Ela explica que somente após a regularização das propriedades o município poderá de fato transferir o cadastro para loteamento, retirar das matrículas de cada morador a fração correspondente de rua e repassar ao poder público essas ruas, para então oficializar a mudança.
— Estamos trabalhando para os processos andarem, mas esse trâmite depende também dos moradores que precisam ajustar os documentos. Tem muitos moradores que vivem lá apenas com contratos e essa etapa é essencial para que possamos dar prosseguimento a mudança e então regularizas aquela região e melhorar essa situação — pontua.

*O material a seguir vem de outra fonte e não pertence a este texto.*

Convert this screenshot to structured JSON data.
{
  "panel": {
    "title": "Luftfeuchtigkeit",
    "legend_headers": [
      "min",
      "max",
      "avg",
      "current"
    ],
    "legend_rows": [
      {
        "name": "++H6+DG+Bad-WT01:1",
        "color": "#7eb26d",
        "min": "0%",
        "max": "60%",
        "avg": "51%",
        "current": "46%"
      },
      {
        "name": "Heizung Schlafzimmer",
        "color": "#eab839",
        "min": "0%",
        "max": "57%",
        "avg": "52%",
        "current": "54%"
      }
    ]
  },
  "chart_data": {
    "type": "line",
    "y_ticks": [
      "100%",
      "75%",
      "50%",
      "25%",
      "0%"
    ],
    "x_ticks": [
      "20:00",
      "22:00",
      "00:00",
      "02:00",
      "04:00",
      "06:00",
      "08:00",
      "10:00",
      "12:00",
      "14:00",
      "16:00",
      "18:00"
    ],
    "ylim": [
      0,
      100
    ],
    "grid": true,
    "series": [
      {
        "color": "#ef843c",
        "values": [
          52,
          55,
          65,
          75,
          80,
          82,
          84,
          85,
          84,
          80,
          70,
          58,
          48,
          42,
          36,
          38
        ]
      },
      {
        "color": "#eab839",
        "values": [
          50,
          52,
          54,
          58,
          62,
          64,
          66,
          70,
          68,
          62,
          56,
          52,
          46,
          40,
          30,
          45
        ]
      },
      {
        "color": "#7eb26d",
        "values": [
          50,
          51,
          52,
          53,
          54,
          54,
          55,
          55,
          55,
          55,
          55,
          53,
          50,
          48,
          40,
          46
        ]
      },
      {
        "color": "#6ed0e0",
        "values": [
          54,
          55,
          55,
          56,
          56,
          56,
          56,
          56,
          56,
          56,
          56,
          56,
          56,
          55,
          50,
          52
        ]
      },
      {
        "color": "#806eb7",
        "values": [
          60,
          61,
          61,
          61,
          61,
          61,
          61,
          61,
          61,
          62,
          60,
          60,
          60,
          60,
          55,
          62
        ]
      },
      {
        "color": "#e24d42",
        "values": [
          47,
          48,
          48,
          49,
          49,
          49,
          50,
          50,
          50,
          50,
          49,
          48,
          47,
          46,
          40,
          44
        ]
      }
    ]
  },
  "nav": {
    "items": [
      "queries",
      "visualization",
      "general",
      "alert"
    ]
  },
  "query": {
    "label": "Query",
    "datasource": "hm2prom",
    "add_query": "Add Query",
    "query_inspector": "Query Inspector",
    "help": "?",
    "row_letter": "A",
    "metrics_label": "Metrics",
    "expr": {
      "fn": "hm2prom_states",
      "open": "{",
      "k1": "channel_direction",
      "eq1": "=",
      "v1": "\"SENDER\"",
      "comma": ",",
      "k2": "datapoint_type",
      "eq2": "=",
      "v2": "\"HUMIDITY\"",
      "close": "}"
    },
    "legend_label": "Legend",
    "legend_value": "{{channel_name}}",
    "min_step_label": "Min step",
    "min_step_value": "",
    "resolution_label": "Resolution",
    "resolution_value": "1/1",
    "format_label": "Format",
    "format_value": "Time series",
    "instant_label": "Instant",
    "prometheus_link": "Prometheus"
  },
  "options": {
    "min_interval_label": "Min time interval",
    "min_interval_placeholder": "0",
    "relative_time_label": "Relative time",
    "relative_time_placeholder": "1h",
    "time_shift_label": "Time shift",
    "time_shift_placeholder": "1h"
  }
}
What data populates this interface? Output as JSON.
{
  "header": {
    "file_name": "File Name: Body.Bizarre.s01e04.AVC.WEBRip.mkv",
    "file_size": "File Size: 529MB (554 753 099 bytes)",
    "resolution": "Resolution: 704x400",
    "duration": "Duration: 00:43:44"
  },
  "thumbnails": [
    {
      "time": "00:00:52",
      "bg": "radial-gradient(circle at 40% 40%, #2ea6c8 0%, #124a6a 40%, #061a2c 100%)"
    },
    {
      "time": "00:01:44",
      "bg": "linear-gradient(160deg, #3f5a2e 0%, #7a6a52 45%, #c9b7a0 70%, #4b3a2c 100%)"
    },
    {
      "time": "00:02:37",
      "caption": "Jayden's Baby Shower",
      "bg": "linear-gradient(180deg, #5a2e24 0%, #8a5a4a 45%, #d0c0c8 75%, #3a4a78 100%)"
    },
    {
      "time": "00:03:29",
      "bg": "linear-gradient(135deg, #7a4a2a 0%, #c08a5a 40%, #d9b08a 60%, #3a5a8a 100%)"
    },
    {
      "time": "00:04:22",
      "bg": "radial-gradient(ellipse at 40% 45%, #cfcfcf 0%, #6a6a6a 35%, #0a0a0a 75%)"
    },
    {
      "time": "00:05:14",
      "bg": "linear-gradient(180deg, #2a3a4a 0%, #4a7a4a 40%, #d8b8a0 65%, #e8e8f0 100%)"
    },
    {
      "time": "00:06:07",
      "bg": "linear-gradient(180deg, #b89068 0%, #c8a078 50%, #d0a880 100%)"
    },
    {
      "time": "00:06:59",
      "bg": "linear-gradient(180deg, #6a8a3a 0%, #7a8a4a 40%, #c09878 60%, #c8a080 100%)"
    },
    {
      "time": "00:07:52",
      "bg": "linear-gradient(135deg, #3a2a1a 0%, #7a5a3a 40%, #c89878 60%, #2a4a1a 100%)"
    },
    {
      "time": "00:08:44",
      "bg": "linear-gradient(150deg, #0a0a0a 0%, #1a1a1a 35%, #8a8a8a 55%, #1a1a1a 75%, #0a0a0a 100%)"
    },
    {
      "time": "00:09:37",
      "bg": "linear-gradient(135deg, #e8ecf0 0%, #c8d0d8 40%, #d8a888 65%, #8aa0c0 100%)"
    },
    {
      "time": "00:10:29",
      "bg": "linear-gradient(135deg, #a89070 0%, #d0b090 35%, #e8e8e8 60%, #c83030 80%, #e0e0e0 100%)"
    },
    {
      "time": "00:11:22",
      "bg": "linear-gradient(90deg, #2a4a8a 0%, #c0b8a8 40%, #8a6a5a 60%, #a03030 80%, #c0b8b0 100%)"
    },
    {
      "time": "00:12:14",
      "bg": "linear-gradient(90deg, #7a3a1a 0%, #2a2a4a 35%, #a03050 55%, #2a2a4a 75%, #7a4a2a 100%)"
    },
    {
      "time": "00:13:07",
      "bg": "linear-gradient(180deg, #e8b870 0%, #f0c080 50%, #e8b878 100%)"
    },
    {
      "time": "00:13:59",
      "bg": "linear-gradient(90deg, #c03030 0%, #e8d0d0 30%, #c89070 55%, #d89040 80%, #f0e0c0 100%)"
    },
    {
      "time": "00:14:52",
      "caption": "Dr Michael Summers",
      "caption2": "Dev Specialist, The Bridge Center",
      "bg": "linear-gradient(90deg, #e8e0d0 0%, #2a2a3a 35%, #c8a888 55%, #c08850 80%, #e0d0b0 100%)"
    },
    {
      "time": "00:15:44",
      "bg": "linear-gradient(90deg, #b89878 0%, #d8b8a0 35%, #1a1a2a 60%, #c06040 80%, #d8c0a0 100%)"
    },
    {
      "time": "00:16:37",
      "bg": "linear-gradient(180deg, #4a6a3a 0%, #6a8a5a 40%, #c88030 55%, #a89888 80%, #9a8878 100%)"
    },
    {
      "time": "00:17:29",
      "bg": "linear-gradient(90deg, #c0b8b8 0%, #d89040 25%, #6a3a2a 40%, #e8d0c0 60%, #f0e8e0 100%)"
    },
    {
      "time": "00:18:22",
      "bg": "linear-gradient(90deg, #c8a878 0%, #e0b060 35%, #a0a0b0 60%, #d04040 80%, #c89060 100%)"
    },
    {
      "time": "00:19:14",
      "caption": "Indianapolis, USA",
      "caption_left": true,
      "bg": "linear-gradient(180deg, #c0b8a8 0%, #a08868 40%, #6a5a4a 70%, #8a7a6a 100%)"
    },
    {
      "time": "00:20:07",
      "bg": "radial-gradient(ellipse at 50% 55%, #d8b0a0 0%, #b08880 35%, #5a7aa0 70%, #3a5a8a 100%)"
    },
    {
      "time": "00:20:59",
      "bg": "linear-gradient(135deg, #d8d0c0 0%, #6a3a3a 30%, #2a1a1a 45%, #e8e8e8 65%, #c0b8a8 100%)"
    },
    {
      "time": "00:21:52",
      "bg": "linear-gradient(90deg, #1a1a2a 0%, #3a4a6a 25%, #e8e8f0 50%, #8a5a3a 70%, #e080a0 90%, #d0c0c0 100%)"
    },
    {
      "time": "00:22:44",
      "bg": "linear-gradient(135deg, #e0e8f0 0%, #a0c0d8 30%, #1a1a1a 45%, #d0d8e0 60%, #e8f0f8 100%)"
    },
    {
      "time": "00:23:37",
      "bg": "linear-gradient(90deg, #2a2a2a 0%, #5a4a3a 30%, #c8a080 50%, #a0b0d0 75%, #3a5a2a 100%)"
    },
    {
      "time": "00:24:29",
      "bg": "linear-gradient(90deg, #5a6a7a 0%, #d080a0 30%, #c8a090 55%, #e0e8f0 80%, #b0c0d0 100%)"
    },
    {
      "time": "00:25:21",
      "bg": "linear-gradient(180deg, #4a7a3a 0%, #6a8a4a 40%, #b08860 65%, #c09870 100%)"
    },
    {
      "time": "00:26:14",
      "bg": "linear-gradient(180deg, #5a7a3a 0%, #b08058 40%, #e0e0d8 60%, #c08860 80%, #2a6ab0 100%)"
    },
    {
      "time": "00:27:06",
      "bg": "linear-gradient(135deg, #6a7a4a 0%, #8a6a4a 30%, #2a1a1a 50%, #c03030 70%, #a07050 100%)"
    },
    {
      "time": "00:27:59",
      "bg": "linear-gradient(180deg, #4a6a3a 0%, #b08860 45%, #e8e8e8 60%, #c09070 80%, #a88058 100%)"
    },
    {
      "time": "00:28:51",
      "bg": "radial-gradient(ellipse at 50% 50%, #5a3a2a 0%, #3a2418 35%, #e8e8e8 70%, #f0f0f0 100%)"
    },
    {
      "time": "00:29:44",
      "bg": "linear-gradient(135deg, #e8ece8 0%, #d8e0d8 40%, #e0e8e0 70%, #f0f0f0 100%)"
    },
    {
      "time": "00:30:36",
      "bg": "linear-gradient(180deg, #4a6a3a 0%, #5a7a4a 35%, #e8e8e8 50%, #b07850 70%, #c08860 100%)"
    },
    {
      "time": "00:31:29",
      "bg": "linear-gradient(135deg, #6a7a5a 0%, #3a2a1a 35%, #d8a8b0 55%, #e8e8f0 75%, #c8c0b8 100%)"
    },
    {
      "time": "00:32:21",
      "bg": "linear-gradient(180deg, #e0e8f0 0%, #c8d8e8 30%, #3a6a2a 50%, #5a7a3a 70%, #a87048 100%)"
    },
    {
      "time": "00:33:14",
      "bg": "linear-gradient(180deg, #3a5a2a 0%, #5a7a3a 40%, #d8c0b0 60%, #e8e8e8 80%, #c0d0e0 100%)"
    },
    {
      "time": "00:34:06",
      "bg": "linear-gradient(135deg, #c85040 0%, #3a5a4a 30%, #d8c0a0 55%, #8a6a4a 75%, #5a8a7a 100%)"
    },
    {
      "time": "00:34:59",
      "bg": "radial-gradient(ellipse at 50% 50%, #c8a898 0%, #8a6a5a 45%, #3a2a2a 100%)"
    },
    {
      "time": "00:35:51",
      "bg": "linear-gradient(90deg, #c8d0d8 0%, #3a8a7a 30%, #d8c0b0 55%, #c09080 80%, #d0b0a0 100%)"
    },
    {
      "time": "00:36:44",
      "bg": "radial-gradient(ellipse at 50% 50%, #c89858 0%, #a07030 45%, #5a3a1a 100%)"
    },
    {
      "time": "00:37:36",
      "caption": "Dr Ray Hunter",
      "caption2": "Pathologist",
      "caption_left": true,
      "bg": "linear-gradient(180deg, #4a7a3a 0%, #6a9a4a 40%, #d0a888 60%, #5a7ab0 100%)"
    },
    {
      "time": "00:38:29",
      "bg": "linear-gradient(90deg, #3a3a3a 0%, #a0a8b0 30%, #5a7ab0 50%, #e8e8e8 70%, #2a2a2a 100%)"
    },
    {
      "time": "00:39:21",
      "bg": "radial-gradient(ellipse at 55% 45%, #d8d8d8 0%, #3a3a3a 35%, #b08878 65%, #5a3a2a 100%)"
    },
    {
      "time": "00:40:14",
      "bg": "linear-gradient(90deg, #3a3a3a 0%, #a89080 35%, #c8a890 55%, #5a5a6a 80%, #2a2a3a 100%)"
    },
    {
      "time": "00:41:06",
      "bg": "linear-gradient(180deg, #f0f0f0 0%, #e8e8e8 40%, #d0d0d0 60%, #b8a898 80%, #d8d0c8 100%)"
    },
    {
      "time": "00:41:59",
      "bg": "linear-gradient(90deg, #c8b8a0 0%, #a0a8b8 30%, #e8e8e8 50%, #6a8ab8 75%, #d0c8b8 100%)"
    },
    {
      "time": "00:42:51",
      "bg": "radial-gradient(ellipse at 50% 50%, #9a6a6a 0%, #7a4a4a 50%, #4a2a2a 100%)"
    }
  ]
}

Nomes de ruas foram aprovados ainda na administração passada
As residências do Cidade Nova IV começaram a ser construídas em 1995, quando os terrenos foram comprados com financiamento por meio da Caixa Econômica Federal. Três anos depois, a comunidade passou a ser ocupada e as casas foram sendo finalizadas, mas até hoje a região não foi regularizada. Em 2009, os moradores se comprometeram a doar as ruas ao município para regularizar a situação, mas há imóveis que ainda não foram quitados, o que complica a doação já que envolve o banco na negociação.
Os moradores tiveram esperança de que a situação fosse resolvida em 2015, quando foi aprovado na Câmara de Vereadores a nomeação de oito ruas. Os nomes escolhidos são de pessoas que se destacaram na luta comunitária naquela região ao longo dos anos. O projeto de autoria do vereador Rafael Bueno (PDT) foi sancionado em 2016 pelo então prefeito Alceu Barbosa Velho (PDT). No final de julho daquele mesmo ano, o Correio liberou os CEPs. Entretanto, a questão do Cidade Nova IV está além da colocação de placas que identifiquem as ruas, uma vez que a região ainda não é considerada um loteamento.
QUAL É A POSIÇÃO DOS CORREIOS
Os Correios informam, por meio da assessoria de imprensa, que as entregas são feitas duas vezes por semana. A empresa acrescenta que quando um bairro cresce e a carga de correspondências aumenta para um determinado local na cidade, os Correios realizam um estudo das novas ruas e zonas do bairro. Esse levantamento é feito a partir do mapeamento realizado pelo órgão municipal responsável, e em cima desses dados, a empresa faz adequações nas entregas; o processo ocorre através do chamado "sistema de distritamento".
Por meio desse estudo, é possível levantar a quantidade de carga a mais que a unidade receberá e o número de carteiros que serão necessários para realizar a entrega nos novos locais. No entanto, algumas regiões são áreas sem regularização do órgão municipal e sem identificação das ruas, que é o caso do Cidade Nova. Os Correios seguem a Portaria 6.206/2015 do Ministério das Comunicações que, entre outras determinações, estabelece que locais onde a numeração é irregular e não há identificação de ruas não devem ter entrega domiciliar até que a situação seja regularizada junto ao município.